I searched Google, and saw a couple of StackOverflow posts about this error. They are not my cases.
I use keras to train a simple neural network and make some predictions on the splitted test dataset. But when use roc_auc_score
to calculate AUC, I got the following error:
"ValueError: Only one class present in y_true. ROC AUC score is not defined in that case."
.
I inspect the target label distribution, and they are highly imbalanced. Some labels(in the total 29 labels) have only 1 instance. So it's likely they will have no positive label instance in the test label. So the sklearn's roc_auc_score
function reported the only one class problem. That's reasonable.

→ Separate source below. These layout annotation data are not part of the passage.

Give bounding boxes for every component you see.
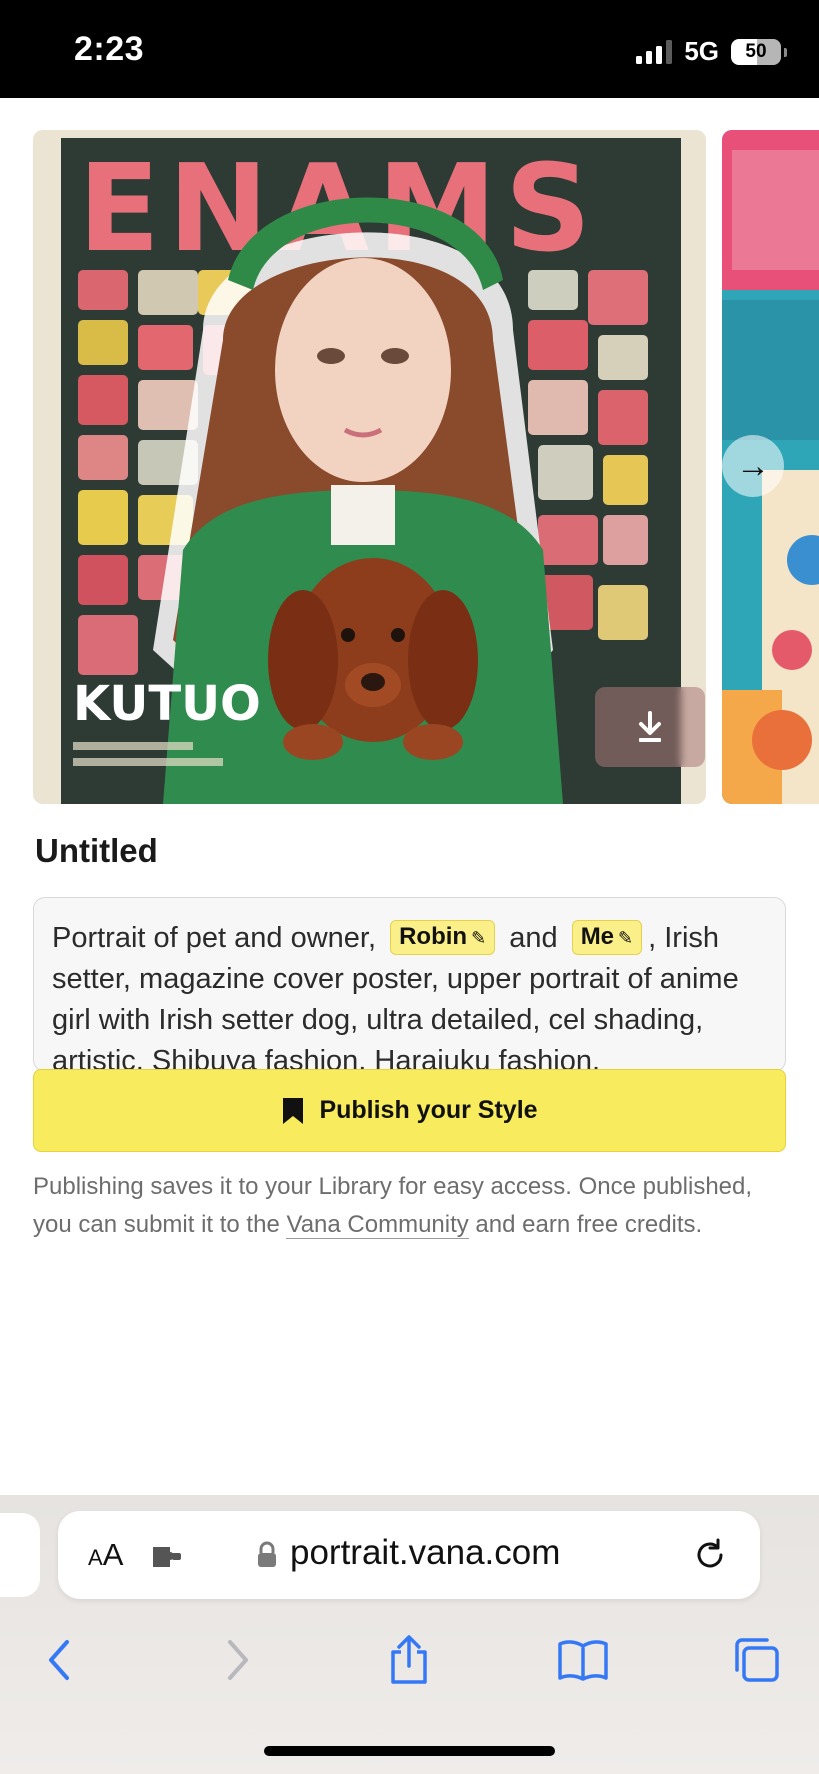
prompt-textbox[interactable]: Portrait of pet and owner, Robin ✎ and Me…: [33, 897, 786, 1072]
previous-tab-preview[interactable]: [0, 1513, 40, 1597]
network-type: 5G: [684, 36, 719, 66]
pencil-icon: ✎: [618, 928, 634, 948]
chevron-right-icon: [228, 1640, 248, 1680]
address-bar[interactable]: AA portrait.vana.com: [58, 1511, 760, 1599]
book-icon: [558, 1640, 608, 1681]
publish-label: Publish your Style: [319, 1096, 538, 1124]
chevron-left-icon: [49, 1640, 69, 1680]
lock-icon: [258, 1541, 276, 1567]
publish-help-text: Publishing saves it to your Library for …: [33, 1168, 773, 1244]
help-text-after: and earn free credits.: [468, 1211, 703, 1238]
status-time: 2:23: [74, 30, 145, 68]
navigation-toolbar: [0, 1625, 819, 1695]
forward-button[interactable]: [202, 1625, 272, 1695]
pencil-icon: ✎: [471, 928, 487, 948]
battery-level: 50: [745, 40, 767, 62]
url-text[interactable]: portrait.vana.com: [290, 1533, 560, 1573]
prompt-prefix: Portrait of pet and owner,: [52, 922, 377, 954]
download-icon: [639, 711, 661, 742]
tabs-button[interactable]: [721, 1625, 791, 1695]
style-title[interactable]: Untitled: [35, 832, 158, 870]
browser-toolbar: AA portrait.vana.com: [0, 1495, 819, 1774]
share-button[interactable]: [374, 1625, 444, 1695]
bookmark-icon: [283, 1097, 304, 1124]
image-carousel[interactable]: ENAMS KUTUO →: [0, 130, 819, 804]
home-indicator: [264, 1746, 555, 1756]
vana-community-link[interactable]: Vana Community: [286, 1211, 469, 1239]
owner-name-chip[interactable]: Me ✎: [571, 920, 643, 955]
status-bar: 2:23 5G 50: [0, 0, 819, 98]
back-button[interactable]: [25, 1625, 95, 1695]
cellular-signal-icon: [636, 39, 673, 64]
extension-icon[interactable]: [150, 1541, 184, 1571]
owner-name-label: Me: [580, 923, 615, 950]
status-indicators: 5G 50: [636, 36, 787, 67]
next-arrow-button[interactable]: →: [722, 435, 784, 497]
reload-icon[interactable]: [692, 1537, 728, 1573]
publish-style-button[interactable]: Publish your Style: [33, 1069, 786, 1152]
battery-icon: 50: [731, 38, 787, 65]
page-settings-button[interactable]: AA: [88, 1537, 123, 1573]
pet-name-label: Robin: [399, 923, 468, 950]
bookmarks-button[interactable]: [548, 1625, 618, 1695]
pet-name-chip[interactable]: Robin ✎: [390, 920, 496, 955]
tabs-icon: [735, 1638, 779, 1682]
share-icon: [391, 1635, 427, 1684]
generated-image[interactable]: ENAMS KUTUO: [33, 130, 706, 804]
download-button[interactable]: [595, 687, 705, 767]
cover-bottom-text: KUTUO: [73, 676, 261, 732]
prompt-connector: and: [509, 922, 558, 954]
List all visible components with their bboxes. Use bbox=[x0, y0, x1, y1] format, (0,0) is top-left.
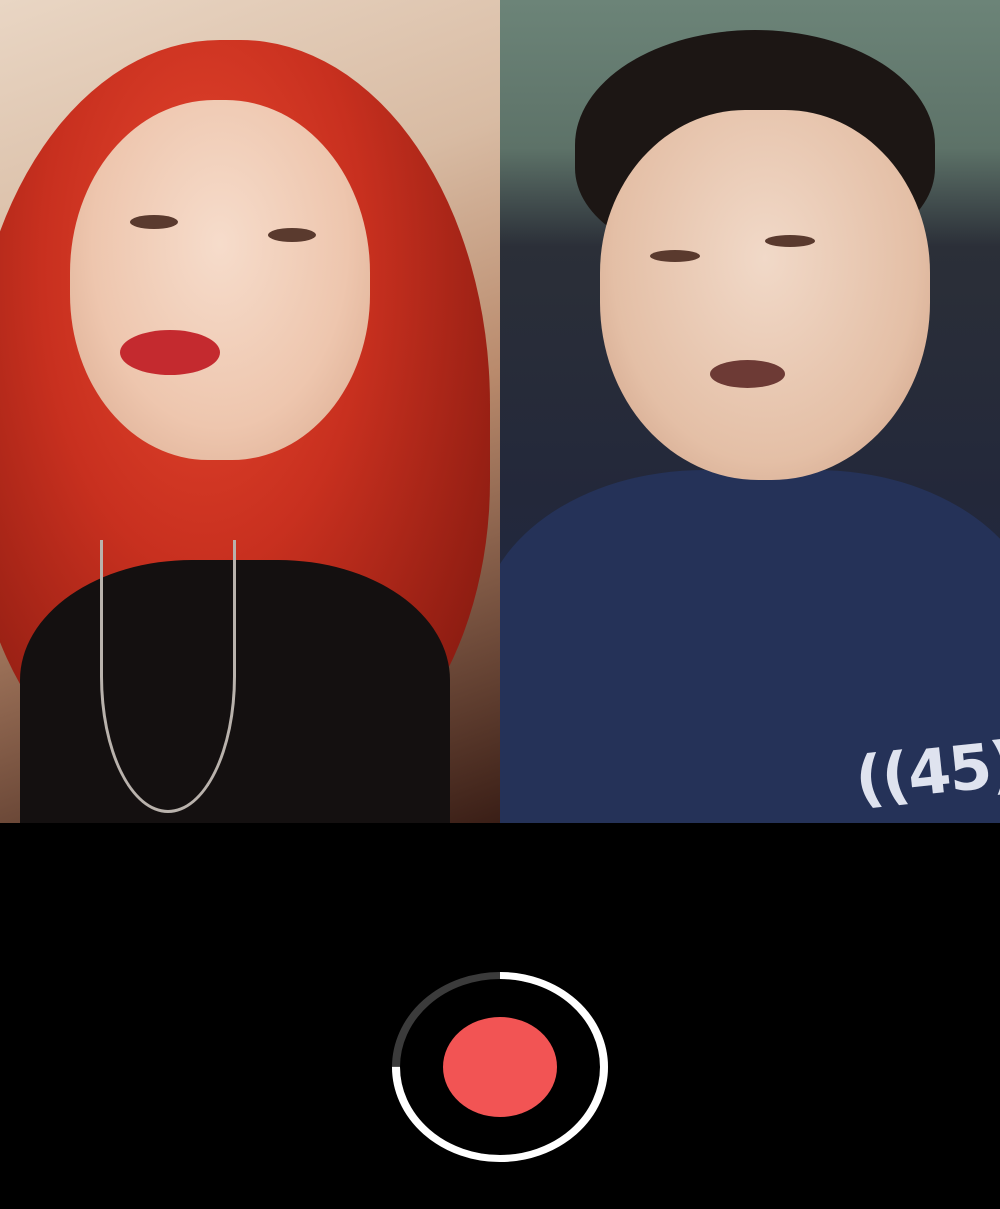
face-right bbox=[600, 110, 930, 480]
split-screen-video: ((45) bbox=[0, 0, 1000, 823]
eye-left-1 bbox=[130, 215, 178, 229]
record-button[interactable] bbox=[385, 967, 615, 1167]
record-icon bbox=[392, 971, 608, 1163]
face-left bbox=[70, 100, 370, 460]
control-bar bbox=[0, 823, 1000, 1209]
mouth-right bbox=[710, 360, 785, 388]
video-feed-right: ((45) bbox=[500, 0, 1000, 823]
lips-left bbox=[120, 330, 220, 375]
video-feed-left bbox=[0, 0, 500, 823]
necklace bbox=[100, 540, 236, 813]
eye-right-1 bbox=[650, 250, 700, 262]
eye-right-2 bbox=[765, 235, 815, 247]
record-dot bbox=[443, 1017, 557, 1117]
eye-left-2 bbox=[268, 228, 316, 242]
shirt-print-text: ((45) bbox=[851, 726, 1000, 817]
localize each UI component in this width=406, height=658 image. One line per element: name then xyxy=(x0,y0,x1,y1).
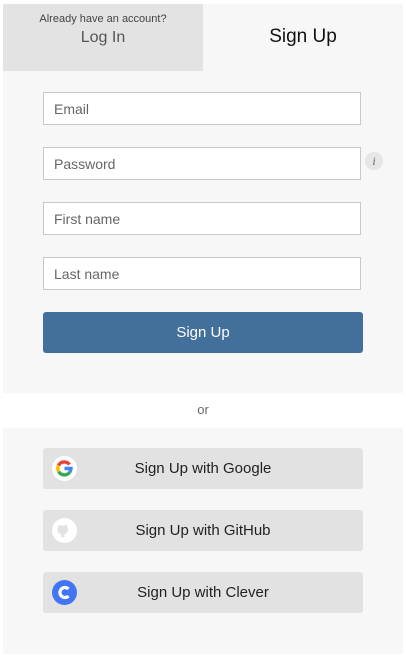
google-signup-button[interactable]: Sign Up with Google xyxy=(43,448,363,489)
clever-signup-button[interactable]: Sign Up with Clever xyxy=(43,572,363,613)
clever-label: Sign Up with Clever xyxy=(137,584,269,601)
login-prompt: Already have an account? xyxy=(39,13,167,25)
clever-icon xyxy=(52,580,77,605)
last-name-field[interactable] xyxy=(43,257,361,290)
login-label: Log In xyxy=(80,29,126,46)
signup-button[interactable]: Sign Up xyxy=(43,312,363,353)
github-icon xyxy=(52,518,77,543)
tab-signup[interactable]: Sign Up xyxy=(203,4,403,71)
google-icon xyxy=(52,456,77,481)
first-name-field[interactable] xyxy=(43,202,361,235)
password-field[interactable] xyxy=(43,147,361,180)
social-panel: Sign Up with Google Sign Up with GitHub … xyxy=(3,428,403,654)
info-icon[interactable]: i xyxy=(365,152,383,170)
tab-login[interactable]: Already have an account? Log In xyxy=(3,4,203,71)
or-divider: or xyxy=(197,402,209,417)
github-label: Sign Up with GitHub xyxy=(135,522,271,539)
google-label: Sign Up with Google xyxy=(134,460,272,477)
github-signup-button[interactable]: Sign Up with GitHub xyxy=(43,510,363,551)
signup-panel: Already have an account? Log In Sign Up … xyxy=(3,4,403,393)
email-field[interactable] xyxy=(43,92,361,125)
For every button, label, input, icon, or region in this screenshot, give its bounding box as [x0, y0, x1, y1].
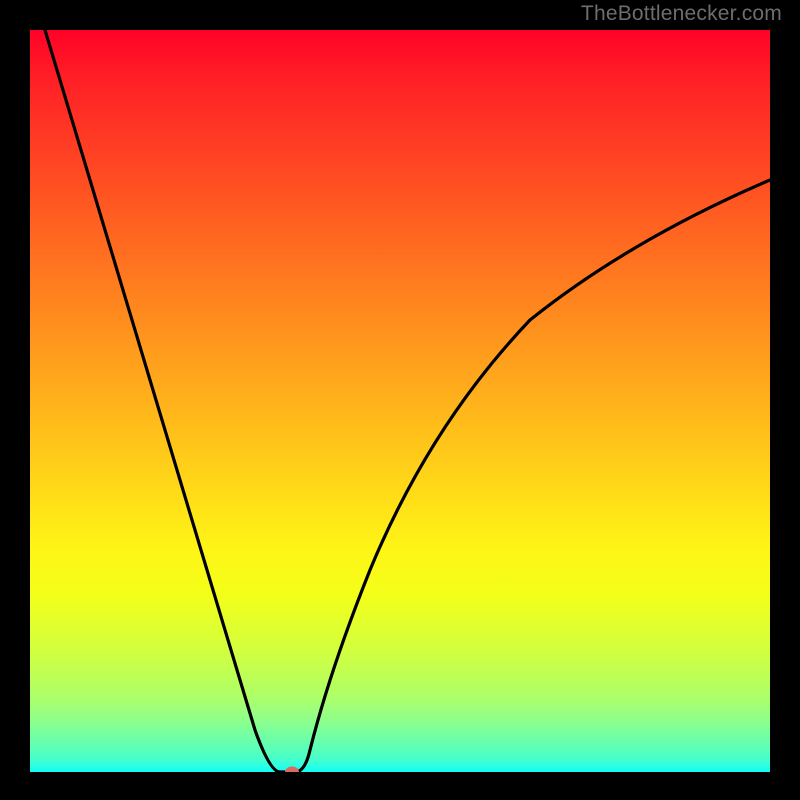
- minimum-marker: [285, 767, 299, 773]
- chart-container: TheBottlenecker.com: [0, 0, 800, 800]
- plot-area: [30, 30, 770, 772]
- watermark-text: TheBottlenecker.com: [581, 2, 782, 26]
- bottleneck-curve: [30, 30, 770, 772]
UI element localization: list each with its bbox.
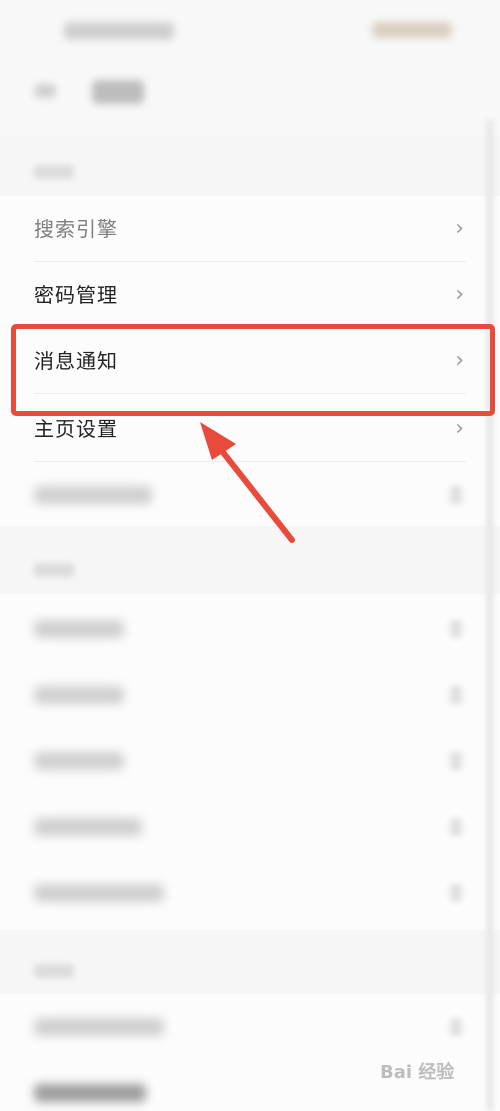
back-arrow-icon[interactable] — [34, 84, 56, 98]
chevron-right-icon — [450, 818, 462, 836]
settings-item-blurred[interactable] — [34, 1084, 146, 1102]
page-header — [0, 64, 500, 136]
status-bar — [0, 0, 500, 64]
highlight-box — [11, 324, 495, 416]
chevron-right-icon: › — [455, 282, 464, 307]
settings-item-blurred[interactable] — [34, 1018, 164, 1036]
settings-item-blurred[interactable] — [34, 818, 142, 836]
settings-item-label: 搜索引擎 — [34, 217, 118, 241]
section-label-blurred — [34, 165, 74, 179]
chevron-right-icon — [450, 686, 462, 704]
settings-item-blurred[interactable] — [34, 752, 124, 770]
status-bar-time-blurred — [64, 22, 174, 40]
settings-item-blurred[interactable] — [34, 620, 124, 638]
chevron-right-icon — [450, 620, 462, 638]
settings-item-search-engine[interactable]: 搜索引擎 › — [34, 196, 466, 262]
chevron-right-icon — [450, 884, 462, 902]
chevron-right-icon — [450, 752, 462, 770]
chevron-right-icon — [450, 486, 462, 504]
page-title-blurred — [92, 80, 144, 104]
settings-item-password-management[interactable]: 密码管理 › — [34, 262, 466, 328]
chevron-right-icon — [450, 1018, 462, 1036]
status-bar-icons-blurred — [372, 22, 452, 38]
chevron-right-icon: › — [455, 216, 464, 241]
settings-item-label: 密码管理 — [34, 283, 118, 307]
settings-item-blurred[interactable] — [34, 884, 164, 902]
settings-item-blurred[interactable] — [34, 486, 152, 504]
annotation-arrow — [200, 422, 295, 543]
settings-item-blurred[interactable] — [34, 686, 124, 704]
baidu-watermark: Bai 经验 — [380, 1062, 455, 1083]
section-label-blurred — [34, 964, 74, 978]
scrollbar-track[interactable] — [486, 120, 494, 1110]
section-label-blurred — [34, 563, 74, 577]
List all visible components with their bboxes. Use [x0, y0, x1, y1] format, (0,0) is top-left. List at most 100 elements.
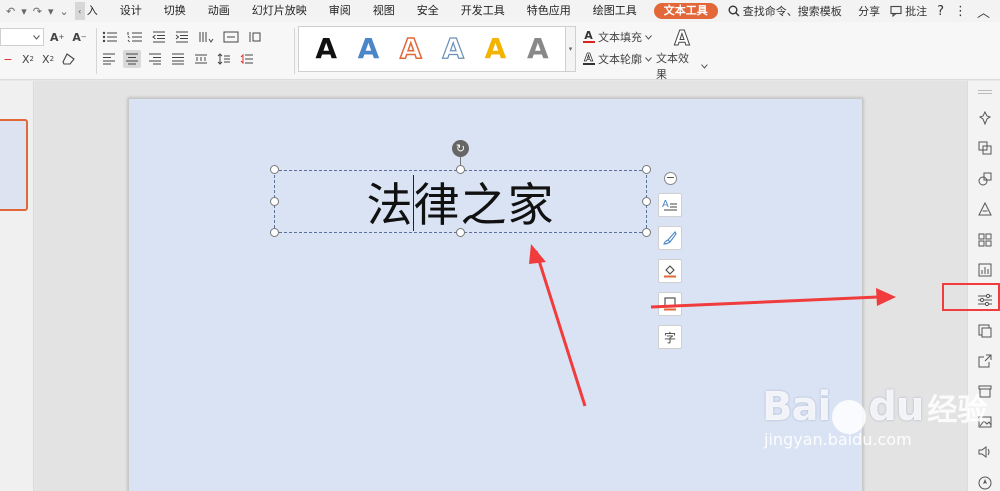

But I'm curious, as when I use sklearn's cross_val_score
function, it can handle the AUC calculation without error.
my_metric = 'roc_auc'
scores = cross_validation.cross_val_score(myestimator, data,
labels, cv=5,scoring=my_metric)
I wonder what happened in the cross_val_score
, is it because the cross_val_score
use a stratified cross-validation data split?
UPDATE
I continued to make some digging, but still can't find the difference behind.I see that cross_val_score call check_scoring(estimator, scoring=None, allow_none=False)
to return a scorer, and the check_scoring
will call get_scorer(scoring)
which will return scorer=SCORERS[scoring]
And the SCORERS['roc_auc']
is roc_auc_scorer
;
the roc_auc_scorer
is made by
roc_auc_scorer = make_scorer(roc_auc_score, greater_is_better=True,
needs_threshold=True)
So, it's still using the roc_auc_score function. I don't get why cross_val_score behave differently with directly calling roc_auc_score.